Following an industrial arbitration award in 2012, a teacher in an educational institution became aware that, for a long time, he had been subject to a wrong collective agreement and had therefore not received enough salary. Against this background, a dispute arose regarding, inter alia, adjustment of salary, overtime pay, holiday pay and pension contribution for the period 1 October 2007 - February 2009. Judgment of 30 May 2017 from the Danish Eastern High Court.

Pursuant to Section 4 (1) of the Danish Limitation Act, employment law claims become statute-barred after 5 years. In this case, the repayment obligation was acknowledged more than 5 years after the last outstanding claim. The question was whether the fact that the employee had not been aware of the legal basis of the claim until after the issuance of the industrial arbitration award could suspend the statute of limitation. Moreover, the question was whether the educational institution's dialogue with the employee about the claim had interrupted the statute of limitation.

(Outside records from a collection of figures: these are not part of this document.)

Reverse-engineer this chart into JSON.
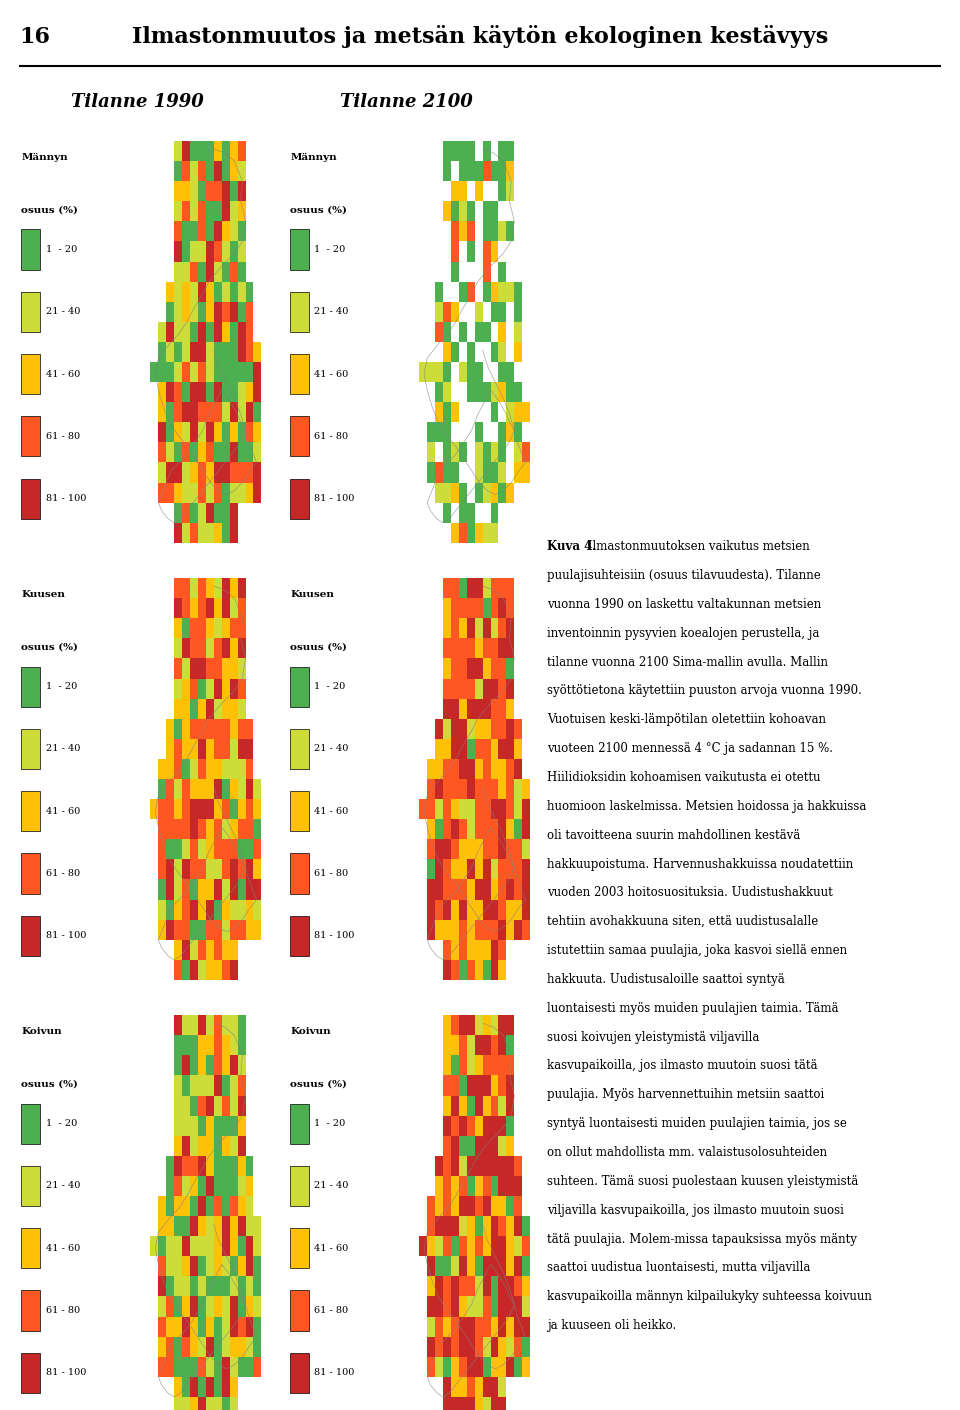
{
  "page_number": "16",
  "header_title": "Ilmastonmuutos ja metsän käytön ekologinen kestävyys",
  "col1_title": "Tilanne 1990",
  "col2_title": "Tilanne 2100",
  "row_labels": [
    "Männyn\nosuus (%)",
    "Kuusen\nosuus (%)",
    "Koivun\nosuus (%)"
  ],
  "legend_labels": [
    "1  - 20",
    "21 - 40",
    "41 - 60",
    "61 - 80",
    "81 - 100"
  ],
  "legend_colors": [
    "#4CAF50",
    "#CDDC39",
    "#FFC107",
    "#FF5722",
    "#C62828"
  ],
  "caption_bold": "Kuva 4.",
  "caption_text": " Ilmastonmuutoksen vaikutus metsien puulajisuhteisiin (osuus tilavuudesta). Tilanne vuonna 1990 on laskettu valtakunnan metsien inventoinnin pysyvien koealojen perustella, ja tilanne vuonna 2100 Sima-mallin avulla. Mallin syöttötietona käytettiin puuston arvoja vuonna 1990. Vuotuisen keski-lämpötilan oletettiin kohoavan vuoteen 2100 mennessä 4 °C ja sadannan 15 %. Hiilidioksidin kohoamisen vaikutusta ei otettu huomioon laskelmissa. Metsien hoidossa ja hakkuissa oli tavoitteena suurin mahdollinen kestävä hakkuupoistuma. Harvennushakkuissa noudatettiin vuoden 2003 hoitosuosituksia. Uudistushakkuut tehtiin avohakkuuna siten, että uudistusalalle istutettiin samaa puulajia, joka kasvoi siellä ennen hakkuuta. Uudistusaloille saattoi syntyä luontaisesti myös muiden puulajien taimia. Tämä suosi koivujen yleistymistä viljavilla kasvupaikoilla, jos ilmasto muutoin suosi tätä puulajia. Myös harvennettuihin metsiin saattoi syntyä luontaisesti muiden puulajien taimia, jos se on ollut mahdollista mm. valaistusolosuhteiden suhteen. Tämä suosi puolestaan kuusen yleistymistä viljavilla kasvupaikoilla, jos ilmasto muutoin suosi tätä puulajia. Molem-missa tapauksissa myös mänty saattoi uudistua luontaisesti, mutta viljavilla kasvupaikoilla männyn kilpailukyky suhteessa koivuun ja kuuseen oli heikko.",
  "bg_color": "#FFFFFF",
  "header_line_color": "#000000",
  "map_bg": "#F5F5F5",
  "map_colors_1990_mannyn": "mixed_red_green",
  "map_colors_2100_mannyn": "more_white_green",
  "map_colors_1990_kuusen": "mixed_orange",
  "map_colors_2100_kuusen": "more_orange_red",
  "map_colors_1990_koivun": "mixed_yellow_green",
  "map_colors_2100_koivun": "more_red"
}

The employee argued that the statute of limitation must have been suspended until the issuance of the arbitration award. In his opinion, it was not until this time that he had been aware that he had been subject to the wrong collective agreement.

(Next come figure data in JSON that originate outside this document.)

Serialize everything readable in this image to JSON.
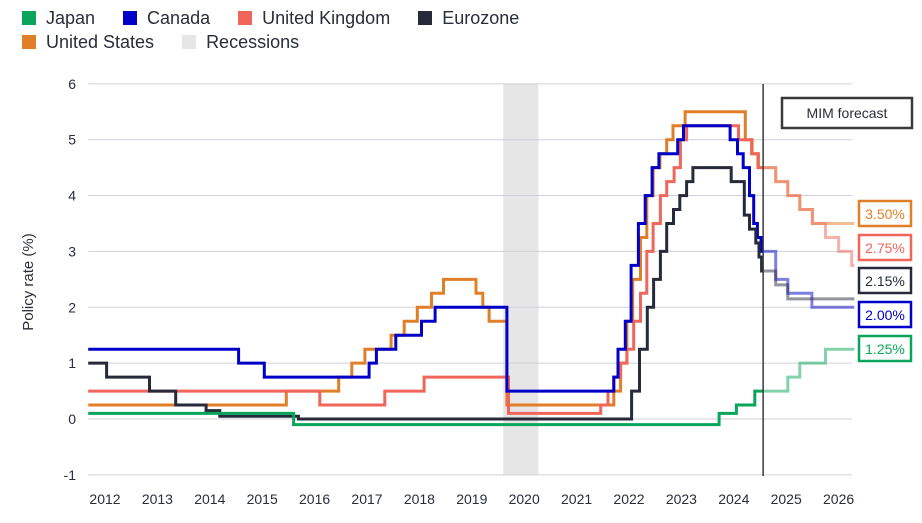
{
  "legend": [
    {
      "name": "Japan",
      "color": "#0aa55a"
    },
    {
      "name": "Canada",
      "color": "#0000c8"
    },
    {
      "name": "United Kingdom",
      "color": "#f0665a"
    },
    {
      "name": "Eurozone",
      "color": "#262a3a"
    },
    {
      "name": "United States",
      "color": "#e07f27"
    },
    {
      "name": "Recessions",
      "color": "#e6e6e6"
    }
  ],
  "chart_data": {
    "type": "line",
    "step": true,
    "ylabel": "Policy rate (%)",
    "xlabel": "",
    "ylim": [
      -1,
      6
    ],
    "xlim": [
      2012.18,
      2026.82
    ],
    "yticks": [
      "6",
      "5",
      "4",
      "3",
      "2",
      "1",
      "0",
      "-1"
    ],
    "xticks": [
      "2012",
      "2013",
      "2014",
      "2015",
      "2016",
      "2017",
      "2018",
      "2019",
      "2020",
      "2021",
      "2022",
      "2023",
      "2024",
      "2025",
      "2026"
    ],
    "grid": "horizontal",
    "legend_placement": "top-left",
    "recessions": [
      [
        2020.1,
        2020.77
      ]
    ],
    "forecast_start": 2025.06,
    "forecast_label": "MIM forecast",
    "series": [
      {
        "name": "United States",
        "color": "#e07f27",
        "end_label": "3.50%",
        "values": [
          [
            2012.18,
            0.25
          ],
          [
            2015.96,
            0.5
          ],
          [
            2016.96,
            0.75
          ],
          [
            2017.21,
            1.0
          ],
          [
            2017.46,
            1.25
          ],
          [
            2017.96,
            1.5
          ],
          [
            2018.21,
            1.75
          ],
          [
            2018.46,
            2.0
          ],
          [
            2018.73,
            2.25
          ],
          [
            2018.96,
            2.5
          ],
          [
            2019.58,
            2.25
          ],
          [
            2019.71,
            2.0
          ],
          [
            2019.83,
            1.75
          ],
          [
            2020.17,
            0.25
          ],
          [
            2022.21,
            0.5
          ],
          [
            2022.34,
            1.0
          ],
          [
            2022.46,
            1.75
          ],
          [
            2022.57,
            2.5
          ],
          [
            2022.72,
            3.25
          ],
          [
            2022.84,
            4.0
          ],
          [
            2022.96,
            4.5
          ],
          [
            2023.09,
            4.75
          ],
          [
            2023.22,
            5.0
          ],
          [
            2023.34,
            5.25
          ],
          [
            2023.57,
            5.5
          ],
          [
            2024.72,
            5.0
          ],
          [
            2024.85,
            4.75
          ],
          [
            2024.96,
            4.5
          ],
          [
            2025.06,
            4.5
          ]
        ],
        "forecast": [
          [
            2025.06,
            4.5
          ],
          [
            2025.3,
            4.25
          ],
          [
            2025.53,
            4.0
          ],
          [
            2025.76,
            3.75
          ],
          [
            2026.0,
            3.5
          ],
          [
            2026.8,
            3.5
          ]
        ]
      },
      {
        "name": "United Kingdom",
        "color": "#f0665a",
        "end_label": "2.75%",
        "values": [
          [
            2012.18,
            0.5
          ],
          [
            2016.6,
            0.25
          ],
          [
            2017.84,
            0.5
          ],
          [
            2018.59,
            0.75
          ],
          [
            2020.2,
            0.1
          ],
          [
            2021.96,
            0.25
          ],
          [
            2022.1,
            0.5
          ],
          [
            2022.21,
            0.75
          ],
          [
            2022.34,
            1.0
          ],
          [
            2022.46,
            1.25
          ],
          [
            2022.59,
            1.75
          ],
          [
            2022.72,
            2.25
          ],
          [
            2022.84,
            3.0
          ],
          [
            2022.96,
            3.5
          ],
          [
            2023.1,
            4.0
          ],
          [
            2023.22,
            4.25
          ],
          [
            2023.36,
            4.5
          ],
          [
            2023.48,
            5.0
          ],
          [
            2023.6,
            5.25
          ],
          [
            2024.59,
            5.0
          ],
          [
            2024.84,
            4.75
          ],
          [
            2024.97,
            4.5
          ],
          [
            2025.06,
            4.5
          ]
        ],
        "forecast": [
          [
            2025.06,
            4.5
          ],
          [
            2025.3,
            4.25
          ],
          [
            2025.53,
            4.0
          ],
          [
            2025.76,
            3.75
          ],
          [
            2026.0,
            3.5
          ],
          [
            2026.25,
            3.25
          ],
          [
            2026.5,
            3.0
          ],
          [
            2026.75,
            2.75
          ],
          [
            2026.8,
            2.75
          ]
        ]
      },
      {
        "name": "Canada",
        "color": "#0000c8",
        "end_label": "2.00%",
        "values": [
          [
            2012.18,
            1.25
          ],
          [
            2015.05,
            1.0
          ],
          [
            2015.54,
            0.75
          ],
          [
            2017.54,
            1.0
          ],
          [
            2017.68,
            1.25
          ],
          [
            2018.05,
            1.5
          ],
          [
            2018.54,
            1.75
          ],
          [
            2018.8,
            2.0
          ],
          [
            2020.17,
            0.5
          ],
          [
            2022.21,
            0.75
          ],
          [
            2022.29,
            1.25
          ],
          [
            2022.43,
            1.75
          ],
          [
            2022.54,
            2.75
          ],
          [
            2022.68,
            3.5
          ],
          [
            2022.81,
            4.0
          ],
          [
            2022.94,
            4.5
          ],
          [
            2023.07,
            4.75
          ],
          [
            2023.43,
            5.0
          ],
          [
            2023.54,
            5.25
          ],
          [
            2024.43,
            5.0
          ],
          [
            2024.57,
            4.75
          ],
          [
            2024.68,
            4.5
          ],
          [
            2024.8,
            4.0
          ],
          [
            2024.88,
            3.5
          ],
          [
            2024.95,
            3.25
          ],
          [
            2025.02,
            3.0
          ],
          [
            2025.06,
            3.0
          ]
        ],
        "forecast": [
          [
            2025.06,
            3.0
          ],
          [
            2025.3,
            2.5
          ],
          [
            2025.53,
            2.25
          ],
          [
            2025.99,
            2.0
          ],
          [
            2026.8,
            2.0
          ]
        ]
      },
      {
        "name": "Eurozone",
        "color": "#262a3a",
        "end_label": "2.15%",
        "values": [
          [
            2012.18,
            1.0
          ],
          [
            2012.53,
            0.75
          ],
          [
            2013.35,
            0.5
          ],
          [
            2013.85,
            0.25
          ],
          [
            2014.43,
            0.15
          ],
          [
            2014.69,
            0.05
          ],
          [
            2016.19,
            0.0
          ],
          [
            2022.55,
            0.5
          ],
          [
            2022.7,
            1.25
          ],
          [
            2022.85,
            2.0
          ],
          [
            2022.97,
            2.5
          ],
          [
            2023.1,
            3.0
          ],
          [
            2023.22,
            3.5
          ],
          [
            2023.35,
            3.75
          ],
          [
            2023.47,
            4.0
          ],
          [
            2023.6,
            4.25
          ],
          [
            2023.72,
            4.5
          ],
          [
            2024.45,
            4.25
          ],
          [
            2024.7,
            3.65
          ],
          [
            2024.8,
            3.4
          ],
          [
            2024.92,
            3.15
          ],
          [
            2024.98,
            2.9
          ],
          [
            2025.03,
            2.65
          ],
          [
            2025.06,
            2.65
          ]
        ],
        "forecast": [
          [
            2025.06,
            2.65
          ],
          [
            2025.3,
            2.4
          ],
          [
            2025.53,
            2.15
          ],
          [
            2026.8,
            2.15
          ]
        ]
      },
      {
        "name": "Japan",
        "color": "#0aa55a",
        "end_label": "1.25%",
        "values": [
          [
            2012.18,
            0.1
          ],
          [
            2016.1,
            -0.1
          ],
          [
            2024.22,
            0.1
          ],
          [
            2024.55,
            0.25
          ],
          [
            2024.9,
            0.5
          ],
          [
            2025.06,
            0.5
          ]
        ],
        "forecast": [
          [
            2025.06,
            0.5
          ],
          [
            2025.53,
            0.75
          ],
          [
            2025.76,
            1.0
          ],
          [
            2026.25,
            1.25
          ],
          [
            2026.8,
            1.25
          ]
        ]
      }
    ]
  }
}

The Eastern High Court referred to the Supreme Court judgment U 1997.1633 H, according to which the fact that the employee had not been aware of the legal basis of the claim until after the delivery of a judgment did not interrupt the statute of limitation. The High Court found that this should also be applicable to industrial arbitration awards.

Furthermore, the High Court found that the employee's dialogue with the employer about the correct collective agreement did not interrupt the statute of limitation. Consequently, the employee's claim for adjustment was statute-barred, and the court found in favour of the employer.

The judgment shows that ignorance on issues relating to collective agreements is classified as ignorance on legal and not factual issues in the sense of the Danish Limitation Act. This means that the statute of limitation for employment law claims under Section 4 (1) of the Limitation Act will not be suspended even if the employee is unaware of the existence of the claim and does not become aware of the claim's existence until after the issuance of an industrial arbitration award.

Plesner represented the educational institution in both the city court and the high Court.